Having been commissioned in the US Navy Chaplain Corps I am, with some regularity, asked about my career path. In particular, many Christians are interested in how I reconcile my faith with service in the armed forces; a body of organizations which exist for the purpose of war fighting and strategic deterrence.
Many perceive working within - and being compensated by - a military force as being tantamount to embracing or endorsing violence. After all, the military is empowered to engage in potentially significant acts of violence as a result of their war fighting readiness. This, of course, is no secret. How can it be that a member of the Christian clergy would voluntarily involve themselves within such an organization? Certainly, it is argued, Christians are called to turn away from violence.
These are important considerations, especially for one who seeks to live a life of faithful witness to Jesus Christ.
It may come as a surprise to some to hear me say that I do believe that Christ promoted a non-violent approach to living in the world. Certainly, we see him instructing followers to turn the other cheek (Matthew 5:39) and to lay down their weapons (John 18:11). Likewise, rather than resist and fight against those who were to crucify him, Jesus instead chose to endure suffering, humiliation, and death: he died not in conflict with Roman authorities but nailed to their cross.
Certainly, some have chosen to cite particular passages from the Old Testament to justify armed conflict. Such verses exist, but one must question whether they override the new covenant that we find in Christ. Others choose to cite Jesus' flipping of the tables in the Temple (Matthew 21:12), suggesting that this act demonstrates that Jesus is not a passive pacifist but, instead, someone who is comfortable engaging in acts of aggression when necessary. While this is, perhaps, true there is certainly a distinction be drawn between expressing anger at immoral actions and engaging in killing.

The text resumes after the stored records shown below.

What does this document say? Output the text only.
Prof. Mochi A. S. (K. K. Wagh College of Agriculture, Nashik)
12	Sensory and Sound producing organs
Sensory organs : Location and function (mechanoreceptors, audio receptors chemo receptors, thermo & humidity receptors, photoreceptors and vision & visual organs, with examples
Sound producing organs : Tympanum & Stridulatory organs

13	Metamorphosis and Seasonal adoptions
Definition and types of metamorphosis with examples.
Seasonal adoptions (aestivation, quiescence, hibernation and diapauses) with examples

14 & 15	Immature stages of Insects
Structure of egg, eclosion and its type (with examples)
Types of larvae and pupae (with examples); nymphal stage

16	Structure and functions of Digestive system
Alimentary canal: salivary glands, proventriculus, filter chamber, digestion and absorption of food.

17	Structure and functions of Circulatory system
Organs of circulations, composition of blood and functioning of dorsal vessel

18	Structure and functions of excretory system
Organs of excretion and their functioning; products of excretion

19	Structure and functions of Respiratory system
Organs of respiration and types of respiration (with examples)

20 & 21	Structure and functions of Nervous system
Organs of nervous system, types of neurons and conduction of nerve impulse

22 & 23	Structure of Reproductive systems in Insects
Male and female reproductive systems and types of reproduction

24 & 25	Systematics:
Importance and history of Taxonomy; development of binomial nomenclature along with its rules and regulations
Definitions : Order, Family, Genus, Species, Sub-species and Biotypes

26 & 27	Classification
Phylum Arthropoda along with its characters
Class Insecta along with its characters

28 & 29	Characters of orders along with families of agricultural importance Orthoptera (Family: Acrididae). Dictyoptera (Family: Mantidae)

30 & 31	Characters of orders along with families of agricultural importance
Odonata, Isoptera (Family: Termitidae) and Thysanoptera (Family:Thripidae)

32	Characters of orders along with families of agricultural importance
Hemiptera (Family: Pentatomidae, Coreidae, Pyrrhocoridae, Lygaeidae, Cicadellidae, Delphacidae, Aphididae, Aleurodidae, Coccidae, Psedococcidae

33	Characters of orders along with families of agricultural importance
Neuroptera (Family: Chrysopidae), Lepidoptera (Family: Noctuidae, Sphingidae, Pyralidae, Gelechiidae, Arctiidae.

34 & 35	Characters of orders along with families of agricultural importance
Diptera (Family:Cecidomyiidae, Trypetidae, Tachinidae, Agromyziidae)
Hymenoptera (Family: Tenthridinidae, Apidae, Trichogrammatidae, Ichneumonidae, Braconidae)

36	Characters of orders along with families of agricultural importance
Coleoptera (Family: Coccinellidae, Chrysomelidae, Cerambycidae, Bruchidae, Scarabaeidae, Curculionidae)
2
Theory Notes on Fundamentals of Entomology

The debate about Jesus' relationship with conflict has spurred a wide spectrum of Christian thought ranging from absolute pacifism to theories around just war - the idea that armed conflict may be agreeable if certain moral conditions are met.

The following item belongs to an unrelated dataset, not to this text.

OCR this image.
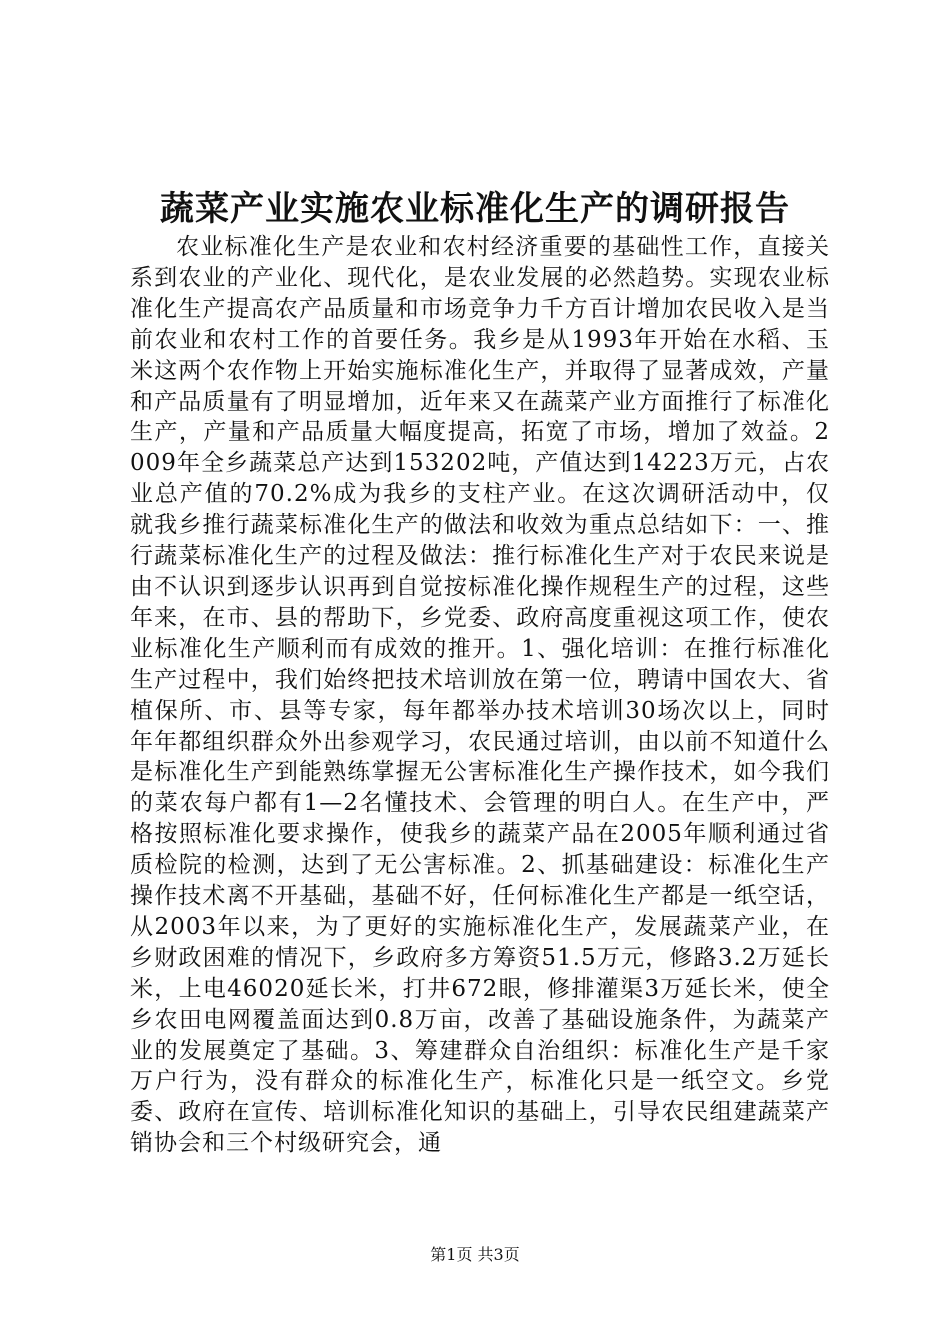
蔬菜产业实施农业标准化生产的调研报告

农业标准化生产是农业和农村经济重要的基础性工作，直接关系到农业的产业化、现代化，是农业发展的必然趋势。实现农业标准化生产提高农产品质量和市场竞争力千方百计增加农民收入是当前农业和农村工作的首要任务。我乡是从1993年开始在水稻、玉米这两个农作物上开始实施标准化生产，并取得了显著成效，产量和产品质量有了明显增加，近年来又在蔬菜产业方面推行了标准化生产，产量和产品质量大幅度提高，拓宽了市场，增加了效益。2009年全乡蔬菜总产达到153202吨，产值达到14223万元，占农业总产值的70.2%成为我乡的支柱产业。在这次调研活动中，仅就我乡推行蔬菜标准化生产的做法和收效为重点总结如下：一、推行蔬菜标准化生产的过程及做法：推行标准化生产对于农民来说是由不认识到逐步认识再到自觉按标准化操作规程生产的过程，这些年来，在市、县的帮助下，乡党委、政府高度重视这项工作，使农业标准化生产顺利而有成效的推开。1、强化培训：在推行标准化生产过程中，我们始终把技术培训放在第一位，聘请中国农大、省植保所、市、县等专家，每年都举办技术培训30场次以上，同时年年都组织群众外出参观学习，农民通过培训，由以前不知道什么是标准化生产到能熟练掌握无公害标准化生产操作技术，如今我们的菜农每户都有1—2名懂技术、会管理的明白人。在生产中，严格按照标准化要求操作，使我乡的蔬菜产品在2005年顺利通过省质检院的检测，达到了无公害标准。2、抓基础建设：标准化生产操作技术离不开基础，基础不好，任何标准化生产都是一纸空话，从2003年以来，为了更好的实施标准化生产，发展蔬菜产业，在乡财政困难的情况下，乡政府多方筹资51.5万元，修路3.2万延长米，上电46020延长米，打井672眼，修排灌渠3万延长米，使全乡农田电网覆盖面达到0.8万亩，改善了基础设施条件，为蔬菜产业的发展奠定了基础。3、筹建群众自治组织：标准化生产是千家万户行为，没有群众的标准化生产，标准化只是一纸空文。乡党委、政府在宣传、培训标准化知识的基础上，引导农民组建蔬菜产销协会和三个村级研究会，通

第1页 共3页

However, my motivation to serve in the armed forces had very little to do with my understanding of conflict, and much more to do with the human realities that conflict imparts.

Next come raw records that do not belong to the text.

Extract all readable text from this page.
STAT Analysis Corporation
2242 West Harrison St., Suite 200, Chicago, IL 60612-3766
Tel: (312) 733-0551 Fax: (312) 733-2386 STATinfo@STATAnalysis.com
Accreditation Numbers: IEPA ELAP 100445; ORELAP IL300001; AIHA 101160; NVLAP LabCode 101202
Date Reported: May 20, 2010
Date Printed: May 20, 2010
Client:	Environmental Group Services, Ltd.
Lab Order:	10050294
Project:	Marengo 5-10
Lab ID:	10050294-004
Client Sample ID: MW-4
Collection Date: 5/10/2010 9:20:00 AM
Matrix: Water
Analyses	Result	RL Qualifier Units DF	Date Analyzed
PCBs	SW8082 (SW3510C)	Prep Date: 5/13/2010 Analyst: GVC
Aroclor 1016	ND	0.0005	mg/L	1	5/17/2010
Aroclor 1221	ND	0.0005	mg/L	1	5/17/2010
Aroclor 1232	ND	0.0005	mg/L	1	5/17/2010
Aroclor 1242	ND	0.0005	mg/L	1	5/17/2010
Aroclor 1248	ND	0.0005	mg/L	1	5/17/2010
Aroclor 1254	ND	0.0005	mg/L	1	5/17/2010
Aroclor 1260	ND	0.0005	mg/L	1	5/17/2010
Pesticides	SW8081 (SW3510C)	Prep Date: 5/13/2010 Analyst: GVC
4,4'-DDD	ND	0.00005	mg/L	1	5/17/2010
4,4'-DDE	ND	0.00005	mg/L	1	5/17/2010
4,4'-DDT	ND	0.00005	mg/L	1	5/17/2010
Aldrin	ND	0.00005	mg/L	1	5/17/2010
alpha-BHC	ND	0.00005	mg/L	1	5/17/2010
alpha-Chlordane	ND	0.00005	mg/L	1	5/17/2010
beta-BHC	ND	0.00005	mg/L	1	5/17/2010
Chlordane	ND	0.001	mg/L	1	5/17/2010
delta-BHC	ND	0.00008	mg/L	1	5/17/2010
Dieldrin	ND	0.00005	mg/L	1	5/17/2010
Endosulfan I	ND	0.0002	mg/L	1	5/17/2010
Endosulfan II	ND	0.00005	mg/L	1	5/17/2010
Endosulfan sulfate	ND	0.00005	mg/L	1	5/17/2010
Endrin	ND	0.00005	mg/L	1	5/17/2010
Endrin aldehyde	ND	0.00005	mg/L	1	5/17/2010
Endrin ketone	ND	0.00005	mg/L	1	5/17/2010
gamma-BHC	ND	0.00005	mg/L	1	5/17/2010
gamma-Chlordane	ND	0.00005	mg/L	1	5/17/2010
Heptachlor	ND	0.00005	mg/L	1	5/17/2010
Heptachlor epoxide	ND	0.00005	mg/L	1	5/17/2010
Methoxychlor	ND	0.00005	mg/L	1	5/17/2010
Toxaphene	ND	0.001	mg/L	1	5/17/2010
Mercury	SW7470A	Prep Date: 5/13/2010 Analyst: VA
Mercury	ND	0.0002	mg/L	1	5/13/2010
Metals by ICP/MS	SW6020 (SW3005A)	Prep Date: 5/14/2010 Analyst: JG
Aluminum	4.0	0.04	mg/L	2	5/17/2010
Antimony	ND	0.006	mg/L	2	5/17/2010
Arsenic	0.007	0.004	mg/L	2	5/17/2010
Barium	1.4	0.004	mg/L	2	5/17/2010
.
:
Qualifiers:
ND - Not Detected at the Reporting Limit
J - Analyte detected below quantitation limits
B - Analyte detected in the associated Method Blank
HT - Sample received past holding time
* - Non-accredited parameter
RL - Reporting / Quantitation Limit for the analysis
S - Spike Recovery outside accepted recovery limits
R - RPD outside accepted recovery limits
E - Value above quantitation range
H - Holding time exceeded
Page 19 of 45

Whether we like it or not war is a reality of the human experience and has been for all of recorded history. Sadly, it seems unlikely that we'll be able to forecast an immediate future free of conflict as well.
To me, one of the essential components of Christ's life and ministry was his service of those in difficult situations. He served the poor, the sick, the hungry, the rejected, the grieving. He ministered to prostitutes and tax collectors. This tells me that the Christian witness must necessarily be brought into places and contexts which are imperfect. While we wish that poverty did not exist, the reality is that it does and Jesus ministered there. While we wish that sickness did not exist, the reality is that it does Jesus chose to minister to the ill. And so forth.
Today, we find societal examples of racism, discrimination, sexism, ecological harm, and many other ills. My suspicion is that if Jesus were here today he would be ministering directly to those impacted by these perils, not pretending as though they didn't exist or removing himself from them in such a way as to limit has ability to care for those impacted by these situations.
I tend to view war in the same light. War is not a good thing. It is a symptom of humanity's failure to love one another, and failure to live in accordance with the gospel message. Nonetheless, it is real. And as a real experience, it carries with it many challenges including various types of trauma, ethical questions, death, injury, separation from loved ones, separation from religious communities, fear, uncertainty, and so much more. Likewise, the context of war brings about many positives: the joy of recovery, the ability to build cross-cultural bridges, a focus on cultivating peace, teamwork, bravery, heroism, an acknowledgement of evil, and a focus on family.
War, then, is an apt context for Christian ministry which should not be ignored or rejected. Those impacted by war - and their families - are human beings who should not be forgotten or under-served: the impacts of conflict are most acute within military families. As a chaplain, it is precisely in this environment where I feel there is a strong need for the provision of meaningful pastoral care, worship, and the administering of the sacraments.
It is equally important to note that chaplains are non-combatants. Navy chaplains do not carry weapons, even when deployed to hostile areas, in the course of their duties. They do; however, serve their Sailors, Marines, and Guardsmen wherever they might need to go - even if that means journeying with them into areas marked by combat and hostility. This ministry of presence allows chaplains to serve where and when it is needed most, with their focus being squarely on their service.
I did not decide to go into the military to serve as a cheerleader for war or violence. But I did go into with the recognition that war is painful, complex and real: and it is is exactly in these situations where the peace of Christ is most needed.